2022 journal article
A Machine Learning Pipeline for Mortality Prediction in the ICU
International Journal of Digital Health, 2(1).
Mortality risk prediction for patients admitted into the intensive care unit (ICU) is a crucial and challenging task, so that clinicians are able to respond with timely and appropriate clinical intervention. This becomes more urgent under the background of COVID-19 as a global pandemic. In recent years, electronic health records (EHR) have been widely adopted, and have the potential to greatly improve clinical services and diagnostics. However, the large proportion of missing data in EHR poses challenges that may reduce the accuracy of prediction methods. We propose a cohort study that builds a pipeline that extracts ICD-9 codes and laboratory tests from public available electronic ICU databases, and improve the in-hospital mortality prediction accuracy using a combination of neural network missing data imputation approach and decision tree based outcome prediction algorithm.

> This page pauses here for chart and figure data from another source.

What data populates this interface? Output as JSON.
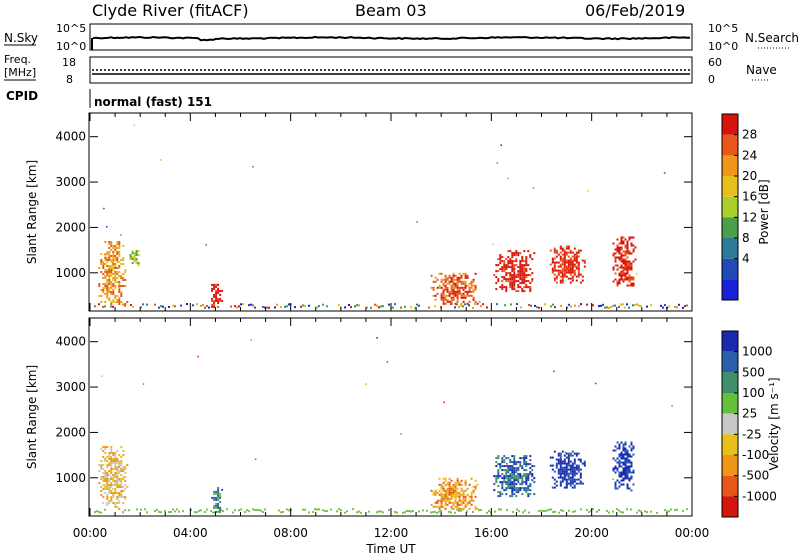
{
  "header": {
    "station": "Clyde River (fitACF)",
    "beam": "Beam 03",
    "date": "06/Feb/2019"
  },
  "noise_panel": {
    "left_label": "N.Sky",
    "right_label": "N.Search",
    "left_ticks": [
      "10^5",
      "10^0"
    ],
    "right_ticks": [
      "10^5",
      "10^0"
    ]
  },
  "freq_panel": {
    "left_label_1": "Freq.",
    "left_label_2": "[MHz]",
    "right_label": "Nave",
    "left_ticks": [
      "18",
      "8"
    ],
    "right_ticks": [
      "60",
      "0"
    ]
  },
  "cpid": {
    "label": "CPID",
    "text": "normal (fast) 151"
  },
  "colors": {
    "scatter_red": "#e8261a",
    "scatter_orange": "#f07a18",
    "scatter_yellow": "#e8c01a",
    "scatter_green": "#4aa04a",
    "scatter_blue": "#1a3fb0",
    "ground_green": "#7cc34a"
  },
  "chart_data": [
    {
      "type": "heatmap",
      "title": "",
      "xlabel": "",
      "ylabel": "Slant Range [km]",
      "x_range": [
        "00:00",
        "24:00"
      ],
      "ylim": [
        180,
        4500
      ],
      "y_ticks": [
        "1000",
        "2000",
        "3000",
        "4000"
      ],
      "colorbar": {
        "label": "Power [dB]",
        "ticks": [
          "4",
          "8",
          "12",
          "16",
          "20",
          "24",
          "28"
        ],
        "colors": [
          "#1a22d6",
          "#2149b8",
          "#2e7a9a",
          "#4aa04a",
          "#a8cf2a",
          "#e8c01a",
          "#f0961a",
          "#e8561a",
          "#d6140e"
        ],
        "range": [
          0,
          30
        ]
      },
      "scatter_regions": [
        {
          "t_start": "00:15",
          "t_end": "01:30",
          "r_min": 300,
          "r_max": 1700,
          "value": "20"
        },
        {
          "t_start": "01:30",
          "t_end": "02:00",
          "r_min": 1150,
          "r_max": 1500,
          "value": "12"
        },
        {
          "t_start": "04:45",
          "t_end": "05:15",
          "r_min": 250,
          "r_max": 800,
          "value": "28"
        },
        {
          "t_start": "13:30",
          "t_end": "15:30",
          "r_min": 300,
          "r_max": 1000,
          "value": "24"
        },
        {
          "t_start": "16:00",
          "t_end": "17:45",
          "r_min": 600,
          "r_max": 1500,
          "value": "28"
        },
        {
          "t_start": "18:15",
          "t_end": "19:45",
          "r_min": 800,
          "r_max": 1600,
          "value": "28"
        },
        {
          "t_start": "20:45",
          "t_end": "21:45",
          "r_min": 700,
          "r_max": 1800,
          "value": "28"
        }
      ]
    },
    {
      "type": "heatmap",
      "title": "",
      "xlabel": "Time UT",
      "ylabel": "Slant Range [km]",
      "x_range": [
        "00:00",
        "24:00"
      ],
      "ylim": [
        180,
        4500
      ],
      "x_ticks": [
        "00:00",
        "04:00",
        "08:00",
        "12:00",
        "16:00",
        "20:00",
        "00:00"
      ],
      "y_ticks": [
        "1000",
        "2000",
        "3000",
        "4000"
      ],
      "colorbar": {
        "label": "Velocity [m s⁻¹]",
        "ticks": [
          "1000",
          "500",
          "100",
          "25",
          "-25",
          "-100",
          "-500",
          "-1000"
        ],
        "colors": [
          "#1a2ab0",
          "#2a5fae",
          "#3e8f6a",
          "#64c23a",
          "#c8c8c8",
          "#e8c01a",
          "#f0961a",
          "#e8561a",
          "#d6140e"
        ]
      },
      "scatter_regions": [
        {
          "t_start": "00:15",
          "t_end": "01:30",
          "r_min": 300,
          "r_max": 1700,
          "value": "-100"
        },
        {
          "t_start": "04:45",
          "t_end": "05:15",
          "r_min": 250,
          "r_max": 800,
          "value": "100"
        },
        {
          "t_start": "13:30",
          "t_end": "15:30",
          "r_min": 300,
          "r_max": 1000,
          "value": "-500"
        },
        {
          "t_start": "16:00",
          "t_end": "17:45",
          "r_min": 600,
          "r_max": 1500,
          "value": "500"
        },
        {
          "t_start": "18:15",
          "t_end": "19:45",
          "r_min": 800,
          "r_max": 1600,
          "value": "1000"
        },
        {
          "t_start": "20:45",
          "t_end": "21:45",
          "r_min": 700,
          "r_max": 1800,
          "value": "1000"
        }
      ]
    }
  ]
}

We show the proposed approach achieves a higher area under the ROC curve, ranging from 0.88-0.98, compared with other well-known machine learning methods applied to similar target population. It also offers clinical interpretations through variable selection. Our analysis also shows that mortality prediction for neonates was more challenging than for adults, and that prediction accuracy decreases as patients stayed longer in the ICU.